Abusive Expectations
This includes placing unreasonable demands on your children or partner. For example, expecting a child to always get straight As or to excel in sports, or expecting your partner to put everything aside in order to satisfy your needs, demanding a partner’s undivided attention, demanding frequent sex, or requiring a partner to spend all of their time with you, are all examples of abusive expectations.
Emotional Blackmail
Emotional blackmail is a powerful form of manipulation that occurs when one partner either consciously or unconsciously coerces the other into doing what they want by playing on their partner’s fear, guilt, or compassion. Examples of emotional blackmail include threatening to end the relationship if you don’t get what you want or rejecting or distancing yourself from your partner until they give in to your demands. If you withhold sex or affection or give your partner the silent treatment or the cold shoulder whenever you are displeased with them, threaten to find someone else, or use other fear tactics to get your partner under control, you are using the tactic of emotional blackmail.
Unpredictable Responses
This type of emotional abuse includes drastic mood swings, sudden emotional outbursts for no apparent reason as well as inconsistent responses. It also includes reacting very differently at various times to the same behavior, saying one thing one day and the opposite the next, or frequently changing one’s mind. The reason this behavior is damaging is that it causes your children or your partner to feel constantly on edge, never knowing what is expected of them. It can be extremely anxiety-provoking, causing one to feel constantly frightened, unsettled, and off balance and to feel that one must remain hypervigilant, waiting for their parent’s or their partner’s next outburst or change of mood.
Constant Chaos/Creating Crisis
Similar to unpredictable responses, this form of abuse is specifically characterized by continual upheavals and discord.

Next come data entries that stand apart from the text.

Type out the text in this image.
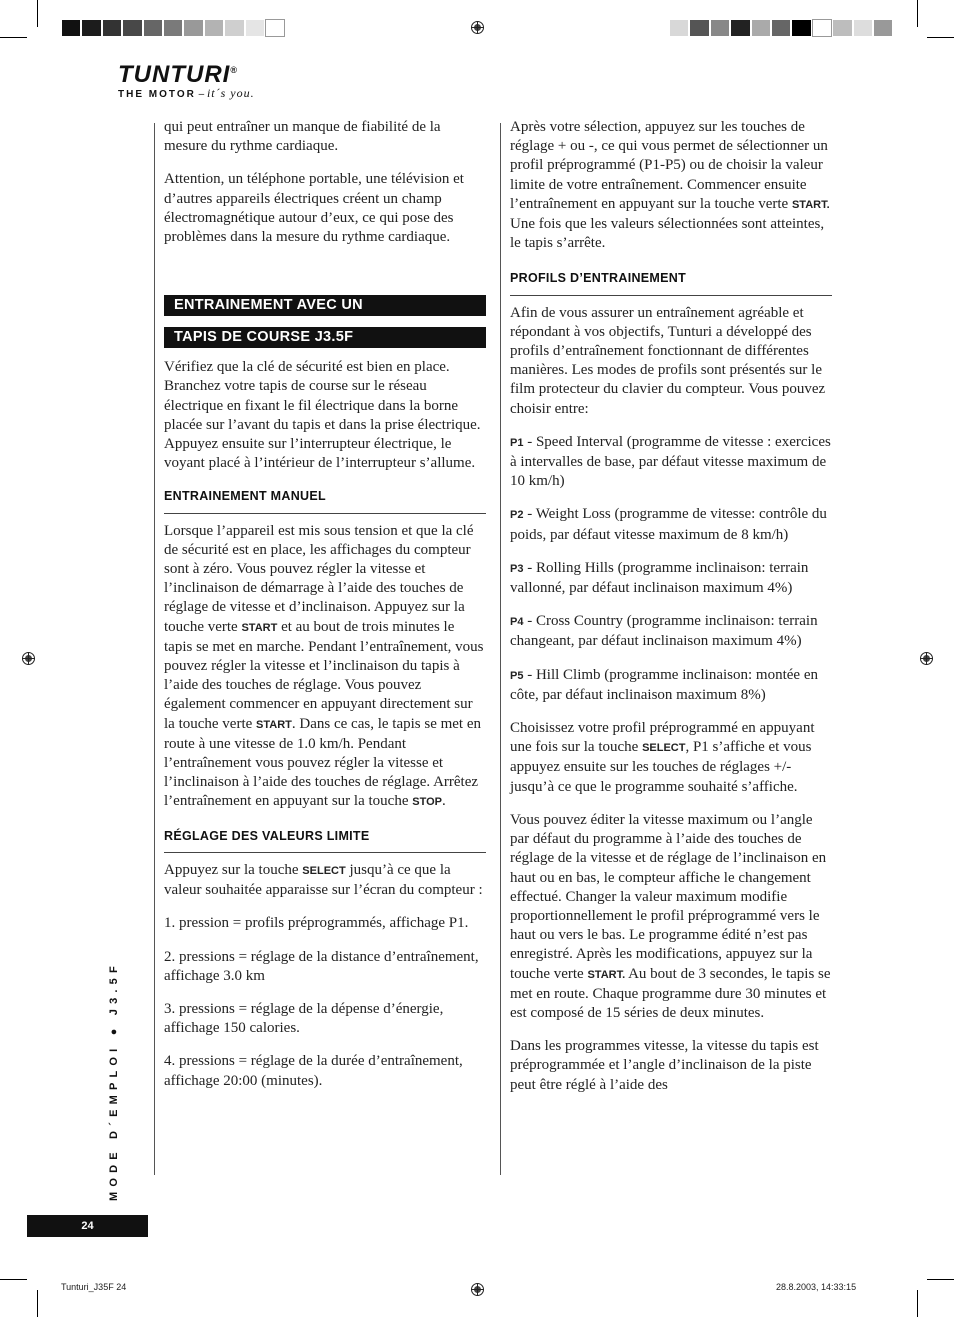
TUNTURI®
THE MOTOR – it´s you.

qui peut entraîner un manque de fiabilité de la mesure du rythme cardiaque.

Attention, un téléphone portable, une télévision et d’autres appareils électriques créent un champ électromagnétique autour d’eux, ce qui pose des problèmes dans la mesure du rythme cardiaque.

ENTRAINEMENT AVEC UN
TAPIS DE COURSE J3.5F

Vérifiez que la clé de sécurité est bien en place. Branchez votre tapis de course sur le réseau électrique en fixant le fil électrique dans la borne placée sur l’avant du tapis et dans la prise électrique. Appuyez ensuite sur l’interrupteur électrique, le voyant placé à l’intérieur de l’interrupteur s’allume.

ENTRAINEMENT MANUEL

Lorsque l’appareil est mis sous tension et que la clé de sécurité est en place, les affichages du compteur sont à zéro. Vous pouvez régler la vitesse et l’inclinaison de démarrage à l’aide des touches de réglage de vitesse et d’inclinaison. Appuyez sur la touche verte START et au bout de trois minutes le tapis se met en marche. Pendant l’entraînement, vous pouvez régler la vitesse et l’inclinaison du tapis à l’aide des touches de réglage. Vous pouvez également commencer en appuyant directement sur la touche verte START. Dans ce cas, le tapis se met en route à une vitesse de 1.0 km/h. Pendant l’entraînement vous pouvez régler la vitesse et l’inclinaison à l’aide des touches de réglage. Arrêtez l’entraînement en appuyant sur la touche STOP.

RÉGLAGE DES VALEURS LIMITE

Appuyez sur la touche SELECT jusqu’à ce que la valeur souhaitée apparaisse sur l’écran du compteur :

1. pression = profils préprogrammés, affichage P1.

2. pressions = réglage de la distance d’entraînement, affichage 3.0 km

3. pressions = réglage de la dépense d’énergie, affichage 150 calories.

4. pressions = réglage de la durée d’entraînement, affichage 20:00 (minutes).

Après votre sélection, appuyez sur les touches de réglage + ou -, ce qui vous permet de sélectionner un profil préprogrammé (P1-P5) ou de choisir la valeur limite de votre entraînement. Commencer ensuite l’entraînement en appuyant sur la touche verte START. Une fois que les valeurs sélectionnées sont atteintes, le tapis s’arrête.

PROFILS D’ENTRAINEMENT

Afin de vous assurer un entraînement agréable et répondant à vos objectifs, Tunturi a développé des profils d’entraînement fonctionnant de différentes manières. Les modes de profils sont présentés sur le film protecteur du clavier du compteur. Vous pouvez choisir entre:

P1 - Speed Interval (programme de vitesse : exercices à intervalles de base, par défaut vitesse maximum de 10 km/h)

P2 - Weight Loss (programme de vitesse: contrôle du poids, par défaut vitesse maximum de 8 km/h)

P3 - Rolling Hills (programme inclinaison: terrain vallonné, par défaut inclinaison maximum 4%)

P4 - Cross Country (programme inclinaison: terrain changeant, par défaut inclinaison maximum 4%)

P5 - Hill Climb (programme inclinaison: montée en côte, par défaut inclinaison maximum 8%)

Choisissez votre profil préprogrammé en appuyant une fois sur la touche SELECT, P1 s’affiche et vous appuyez ensuite sur les touches de réglages +/- jusqu’à ce que le programme souhaité s’affiche.

Vous pouvez éditer la vitesse maximum ou l’angle par défaut du programme à l’aide des touches de réglage de la vitesse et de réglage de l’inclinaison en haut ou en bas, le compteur affiche le changement effectué. Changer la valeur maximum modifie proportionnellement le profil préprogrammé vers le haut ou vers le bas. Le programme édité n’est pas enregistré. Après les modifications, appuyez sur la touche verte START. Au bout de 3 secondes, le tapis se met en route. Chaque programme dure 30 minutes et est composé de 15 séries de deux minutes.

Dans les programmes vitesse, la vitesse du tapis est préprogrammée et l’angle d’inclinaison de la piste peut être réglé à l’aide des

MODE D´EMPLOI ● J3.5F
24
Tunturi_J35F 24	28.8.2003, 14:33:15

If you deliberately start arguments with your partner or others or seem to be in constant conflict with others you may be what they call “addicted to drama.” Creating chaos provides excitement for some people, especially those who are uneasy with silence, those who distract themselves from their problems by focusing outward, those who feel empty inside and need to fill themselves up with activity, and those who were raised in an environment in which harmony and peace were unknown.
Character Assassination
This involves constantly blowing someone’s mistakes out of proportion, humiliating, criticizing or making fun of someone in front of others, or discounting another person’s achievements. It can also include lying about someone in order to negatively affect others’ opinions of them or gossiping about a person’s failures and mistakes with others.
Emotional Abuse Essential Reads
Gaslighting
This form of abuse is the use of a variety of insidious techniques to make someone doubt their perceptions, their memory, or their very sanity. Gaslighting behavior can include: denying that certain events occurred, accusing your child or your partner of saying something you know they didn’t say, or insinuating that your child or your partner is exaggerating or lying. This can be your way of trying to gain control over others or to avoid taking responsibility for your own actions.
It can be shocking to realize that you are being emotionally abusive toward your children and/or your partner. But it is highly likely that you learned these behaviors from either witnessing your parents treat one another in these ways or by being abused by your parents in these ways. This is not an excuse but it does provide you with an important explanation for your abusive behavior. In future posts, I will provide you with ways to begin the process of changing.